La terra di Montalbano
La Sicilia sud orientale è famosa nel mondo per il suo tardo barocco, le cui grandiose forme ne delinearono all’unisono l’aspetto in seguito al devastante terremoto del 1693 che la rase al suolo.
Appena sbarcati all’aeroporto di Catania-Fontanarossa con l’amico Pietro, on the road abbiamo raggiunto una villa sulla costa di Ispica, che è stata la nostra base. Nonostante mi svegliassi ogni giorno praticamente sulla spiaggia e il magnifico Angelo ci accarezzasse il palato con le sue ghiottonerie, ero nel mezzo del ben di Dio e la forza dell’arte mi calamitava appena aprivo gli occhi.
Per riconoscenza all’ospitalità, ho visitato dapprima Ispica, che con la sua storia insignita di passaggi (siculi, greci, romani, bizantini, arabi, normanni, svevi, angioini) è una nicchia di segreti che vale la pena vedere. Scoprirete che ancora accesissimo è l’antagonismo tra le due principali confraternite del paese: cavari e nunziatari sono così rivali da far invidia alle contrade di Siena!
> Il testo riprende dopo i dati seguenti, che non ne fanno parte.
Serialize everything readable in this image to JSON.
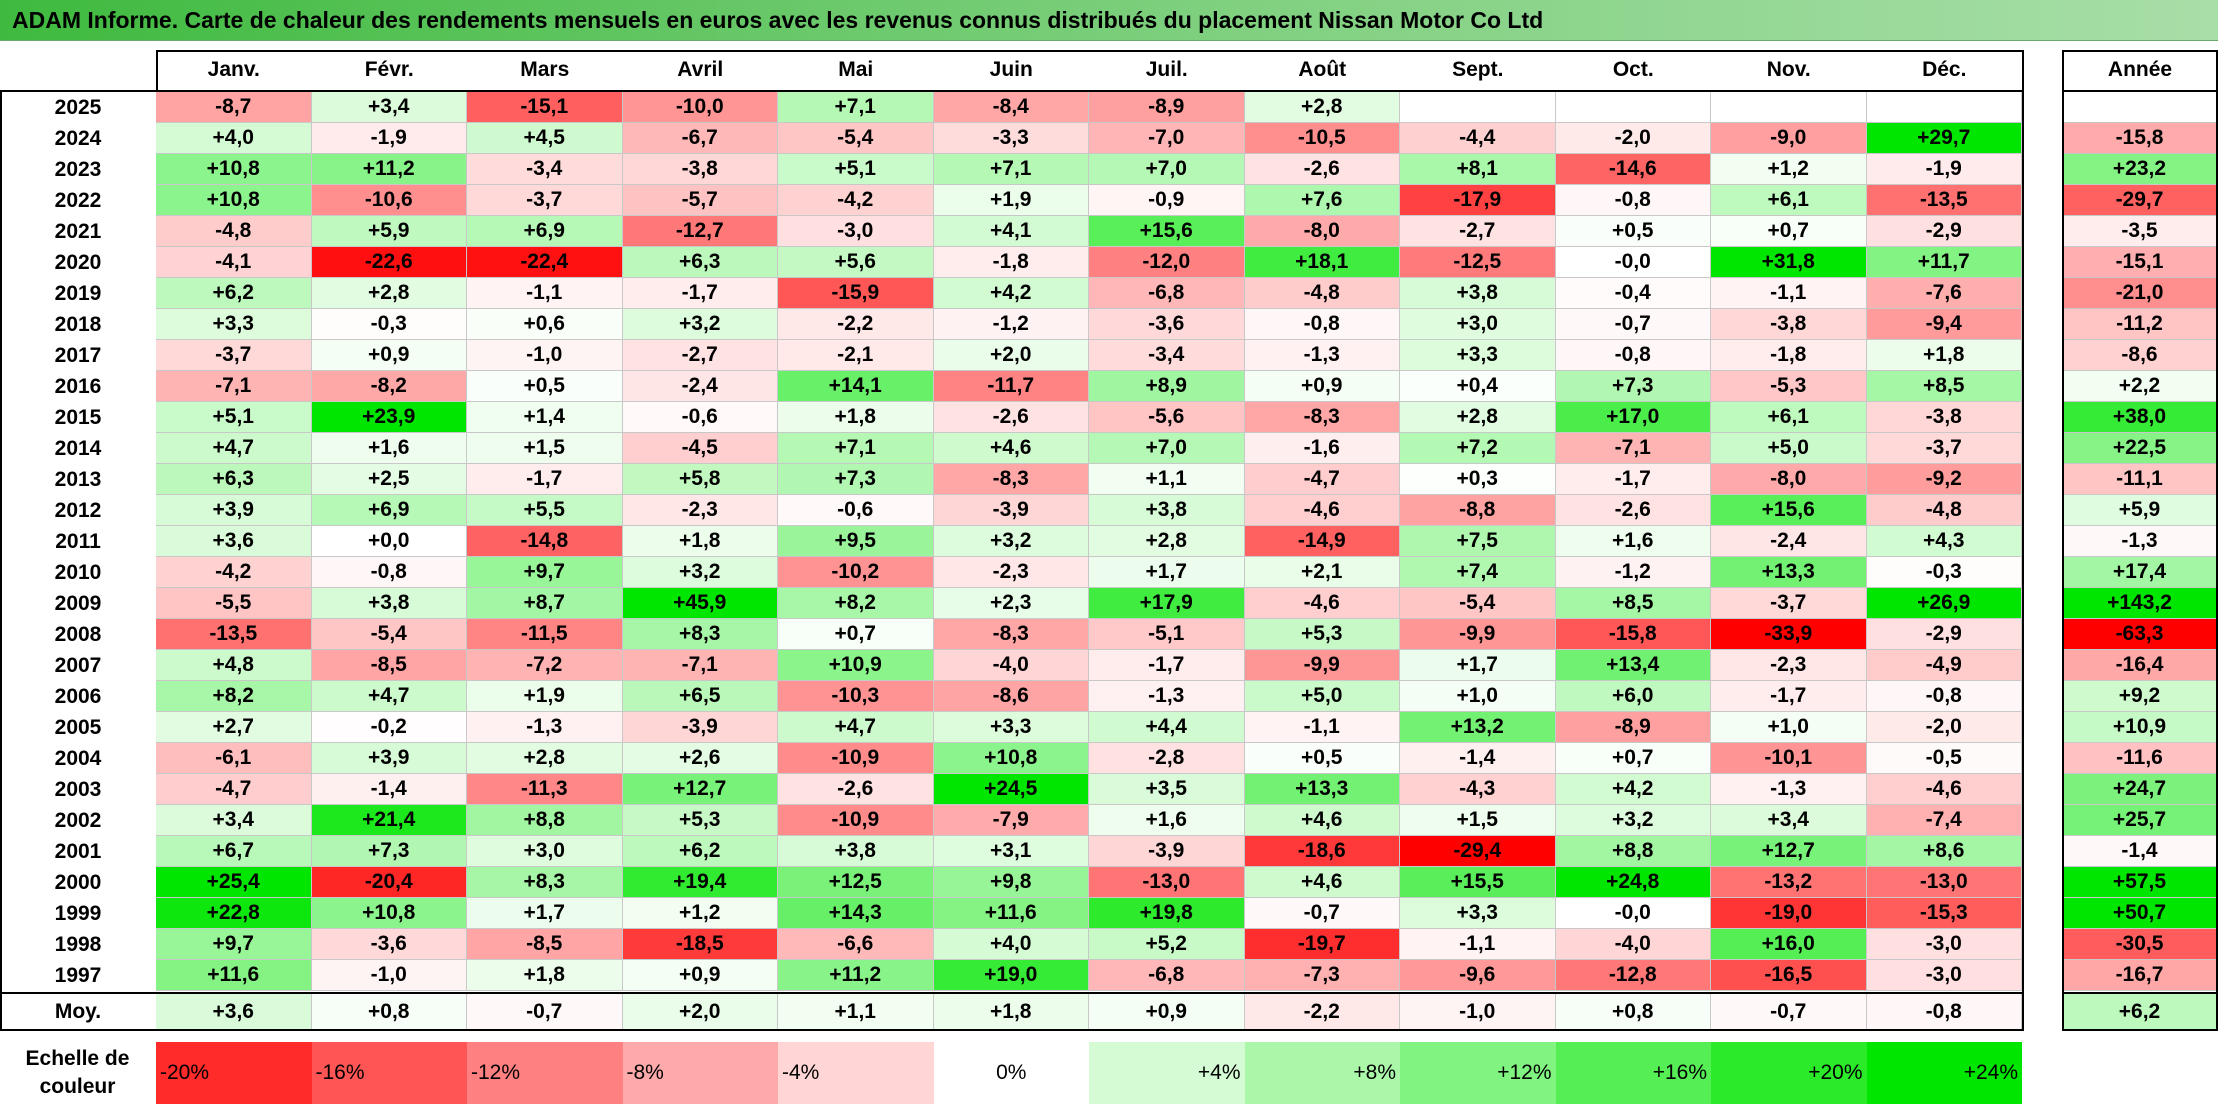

A riguardo, imperdibili sono i rituali mistico-religiosi della settimana santa, con processioni, pellegrinaggi e una spettacolare via crucis, così viva da impressionare anche una miscredente come me.
Ai cavari appartiene la chiesa di Santa Maria Maggiore, nata per ospitare il simulacro del Santissimo Cristo alla colonna, qui trasferito dopo essersi miracolosamente salvato dal terremoto.
L’interno, a tre navate, conserva gli affreschi del 1765 del catanese Olivio Sozzi, uno dei più significativi cicli pittorici siciliani del secolo.
Bellissimo anche il loggiato semiellittico, che ricorda in piccolo il colonnato berniniano di San Pietro.
I nunziatari sono legati, invece, alla chiesa della Santissima Annunziata dove conservano la loro effigie.
Qui, dove gli interni sono decorati con gli stucchi riconducibili a Giuseppe Gianforma (1750 ca.), la scultura del Santissimo Cristo con la croce è custodita nell’altare destro del transetto.
Di notte, quando è ravvivata dalle luci, l’esuberanza pietrosa delle sue forme si posa per un po’ negli occhi.
Surreale è stato, poi, scendere nella Cava d’Ispica: una vallata ardua quanto una foresta, al cui interno tra brulicanti greggi ancora si nascondono necropoli preistoriche, catacombe cristiane, oratori rupestri, eremi monastici ed arcane grotte oscure che neppure lo stravagante accompagnatore “Ciccio ‘ra cava” (un indigeno che snocciolava in una lingua arcaica e a tratti incomprensibile piccoli aneddoti avvolti nel mistero) ci ha saputo motivare.